For very early stage startups, aiming to build a centralized knowledge base is an attainable goal. Founders often begin storing knowledge and a variety of documents in Google Drive. In a way, this creates simplicity and elegance because it makes it easy to know where to look. This, of course, assumes that users maintain rigor when it comes to file structures and naming conventions.
Invariably as your startup scales, your needs evolve and different technologies are more appropriate for various purposes. Maybe Zendesk fits into your customer support strategy better, and maybe Confluence is more suitable for your product and engineering teams. Whatever the case, this increases complexity in your knowledge management structure, and this complexity is what is commonly referred to as siloed knowledge.
There can be a number of challenges associated with silos, but the most pressing issues involves universal search across all silos (often called “federated search”). Knowledge seekers productivity can be impeded by a lack of a single source of truth when being confronted by the complexity of silos.
In the end, you want to aim for the simplicity of centralization, but when you are scaling towards a more complex knowledge structure, seek out solutions that are federated search compatible to deal with the productivity lost by these hurdles.

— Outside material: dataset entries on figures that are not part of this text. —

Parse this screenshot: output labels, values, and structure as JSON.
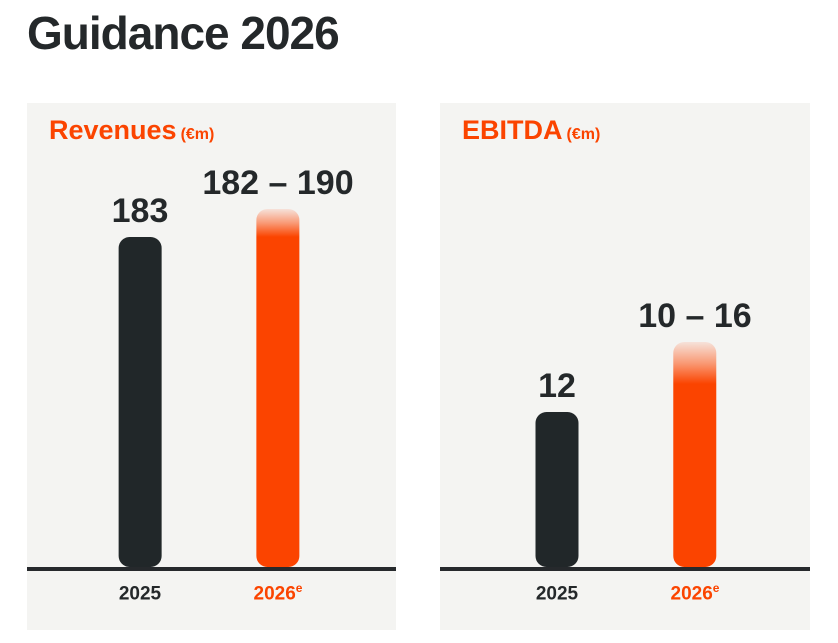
{
  "page": {
    "title": "Guidance 2026"
  },
  "colors": {
    "page_bg": "#ffffff",
    "panel_bg": "#f4f4f2",
    "accent_orange": "#fb4400",
    "bar_dark": "#212729",
    "text_dark": "#24282a",
    "axis_line": "#26292c",
    "fade_top": "#f6e2da",
    "fade_mid": "#f99a76"
  },
  "chart_data": [
    {
      "type": "bar",
      "title": "Revenues",
      "unit": "(€m)",
      "categories": [
        "2025",
        "2026e"
      ],
      "grid": false,
      "legend": "none",
      "baseline_axis": true,
      "bars": [
        {
          "category": "2025",
          "category_sup": "",
          "value": 183,
          "label": "183",
          "style": "solid-dark",
          "height_px": "330px",
          "fade_px": "0px"
        },
        {
          "category": "2026",
          "category_sup": "e",
          "value_min": 182,
          "value_max": 190,
          "label": "182 – 190",
          "style": "orange-gradient-top",
          "height_px": "358px",
          "fade_px": "28px"
        }
      ]
    },
    {
      "type": "bar",
      "title": "EBITDA",
      "unit": "(€m)",
      "categories": [
        "2025",
        "2026e"
      ],
      "grid": false,
      "legend": "none",
      "baseline_axis": true,
      "bars": [
        {
          "category": "2025",
          "category_sup": "",
          "value": 12,
          "label": "12",
          "style": "solid-dark",
          "height_px": "155px",
          "fade_px": "0px"
        },
        {
          "category": "2026",
          "category_sup": "e",
          "value_min": 10,
          "value_max": 16,
          "label": "10 – 16",
          "style": "orange-gradient-top",
          "height_px": "225px",
          "fade_px": "42px"
        }
      ]
    }
  ]
}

Integrating your knowledge with your workflows and operating systems should also be an important part of planning for the structure of your knowledge base. Take some time to carefully consider where knowledge will be captured, accessed, and shared. For many startups, this will happen in all the platforms where they communicate and collaborate internally, like Slack. Whatever your work platform is, the internal knowledge you exchange through collaborative mediums should fit seamlessly into the places where conversations and work happen.
Building a startup is hard, but its even more challenging when you are trying to scale the team without relying on trusted documentation to deliver support whenever and wherever it is needed. Spend time upfront developing a strategy that enables your team to work independently and bring you to product-market-fit as fast as humanly possible.